A few years ago when I found out I was pregnant with my twins, I was of course in shock and became insane about researching every little detail that I could about being pregnant, what to eat, what not to eat, what activities I should do, what activities I should not do, etc. The whole process as a first time mom is not only overwhelming but it can also be confusing, especially when you get into researching the food subject. I was told by my doctor not to eat tuna, lunch meat, certain cheeses, etc and that’s exactly what I did. I had absolutely no fish products because they are supposed to have a large amount of mercury in them.

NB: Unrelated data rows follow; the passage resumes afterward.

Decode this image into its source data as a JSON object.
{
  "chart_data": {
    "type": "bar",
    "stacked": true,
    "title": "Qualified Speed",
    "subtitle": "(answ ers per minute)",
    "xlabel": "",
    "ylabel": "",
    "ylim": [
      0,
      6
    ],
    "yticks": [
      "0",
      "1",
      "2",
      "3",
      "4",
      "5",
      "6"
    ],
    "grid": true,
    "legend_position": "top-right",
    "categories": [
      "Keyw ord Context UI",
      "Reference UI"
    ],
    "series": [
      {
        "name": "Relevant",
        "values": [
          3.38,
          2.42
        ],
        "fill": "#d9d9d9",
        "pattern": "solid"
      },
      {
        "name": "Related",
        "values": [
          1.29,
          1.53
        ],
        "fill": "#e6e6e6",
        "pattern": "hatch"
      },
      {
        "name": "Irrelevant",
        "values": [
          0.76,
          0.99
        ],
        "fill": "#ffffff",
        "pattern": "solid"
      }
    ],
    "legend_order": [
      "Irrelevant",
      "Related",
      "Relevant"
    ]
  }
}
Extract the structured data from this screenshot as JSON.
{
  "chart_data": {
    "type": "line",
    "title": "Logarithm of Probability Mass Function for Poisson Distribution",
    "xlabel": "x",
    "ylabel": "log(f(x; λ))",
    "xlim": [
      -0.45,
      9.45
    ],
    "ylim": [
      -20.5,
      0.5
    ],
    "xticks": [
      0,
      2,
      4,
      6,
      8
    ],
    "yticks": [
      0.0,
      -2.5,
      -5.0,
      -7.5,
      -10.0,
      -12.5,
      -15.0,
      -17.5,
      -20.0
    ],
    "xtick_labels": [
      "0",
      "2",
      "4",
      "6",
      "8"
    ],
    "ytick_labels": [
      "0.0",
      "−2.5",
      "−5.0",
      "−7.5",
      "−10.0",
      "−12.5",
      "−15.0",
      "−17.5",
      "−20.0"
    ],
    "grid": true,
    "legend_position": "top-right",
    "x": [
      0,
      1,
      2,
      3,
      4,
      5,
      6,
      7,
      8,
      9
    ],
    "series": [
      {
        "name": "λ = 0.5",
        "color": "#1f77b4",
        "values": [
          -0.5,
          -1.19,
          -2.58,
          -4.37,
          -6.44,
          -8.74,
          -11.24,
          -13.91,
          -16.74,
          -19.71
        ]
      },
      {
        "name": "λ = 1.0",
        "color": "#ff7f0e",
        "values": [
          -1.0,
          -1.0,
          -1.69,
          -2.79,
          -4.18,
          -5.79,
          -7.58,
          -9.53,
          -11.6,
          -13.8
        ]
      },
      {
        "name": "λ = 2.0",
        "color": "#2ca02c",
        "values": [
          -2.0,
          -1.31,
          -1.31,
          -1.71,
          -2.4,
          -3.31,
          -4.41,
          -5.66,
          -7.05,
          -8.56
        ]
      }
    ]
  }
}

There were some studies released recently that say while it’s true that pregnant women should stay away from fish high in mercury (shark, mackerel, swordfish, tilefish), it is actually SMART to eat seafood during pregnancy. The studies on healthy tuna say that not eating fish while being pregnant can lead to depression. Tuna is a low mercury fish, so including it in your diet while pregnant can be good for you.
I have a friend that’s pregnant now and her doctor also told her to stay away from the same foods. So when I read these studies, I shared them with my friend and she printed them out and took them to her doctor. Her physician checked out the studies and did some research and told her to go ahead and eat tuna but to keep it at limited amounts. She was super excited because she loves seafood and has been craving it since she became pregnant. So we got together one night with some friends and cooked up a delicious healthy tuna recipe that we both loved.
The recipes we made were a Southwest Tuna Salad and Garden Bow Tie Pasta. I’ve included both recipes below so you can try them for yourselves. (I would love to know what you think of them if you do try them!)
Southwest Tuna Salad
- 1 (2.6-ounces) pouch of Chunk Light or Albacore Tuna (if using cans, drained and chunked)
- ½ cup black beans, drained and rinsed
- ¼ cup low-fat Ranch dressing
- 1/4 cup Mexican cheese blend, shredded
- 2 ½ cups (4-ounces) lettuce, washed and torn
- ½ cup whole kernel corn
- ¼ cup salsa
Directions: In a large salad bowl place lettuce, tuna, beans, corn and ranch dressing. Top with salsa and cheese. For two small salads, divide all ingredients in half.
Garden Bow Tie Pasta
- 1 (6.4-oz.) pouch or 2 (2.6-oz.) pouches or 2 Cans (5-oz.) tuna (if using cans, drained and chunked)
- 2 Tbsp. Olive oil
- ¼ pound Portabella mushrooms, sliced
- 3 Tbsp. Fresh or 1 Tbsp. Dried Thyme
- To taste Garlic salt and Pepper
- ½ pound Bow tie pasta
- 1 cup Onions, sliced
- 1 cup White wine
- 4 cups Vegetable medley, frozen
Directions: Cook pasta according to package directions, drain; rinse. In large skillet, heat olive oil over medium-high heat; sauté onions and mushrooms for 3-5 minutes. Add wine and continue cooking 2 minutes. Add thyme, tuna, vegetables, and mix gently. Add pasta; season with garlic salt and pepper; heat 3-4 minutes. Garnish option: grated Parmesan cheese.
I had actually never had tuna in my salad or in a pasta so I wasn’t sure if I would like either of these recipes. To me, tuna was always the best with a little mayo and relish but both of these recipes were delicious. We had small portions of each so there was plenty left over for my husband to snack on.. which he did later that night. He really enjoyed the pasta which was a surprise to me because he’s not a pasta eater.
Throughout my entire pregnancy and even afterward I suffered from depression. So now that I’ve read that study, I wonder if I should have eaten tuna and if it would have helped with the depression.
So now these studies are out, go get you some healthy tuna recipes and gobble them up, even if you’re pregnant.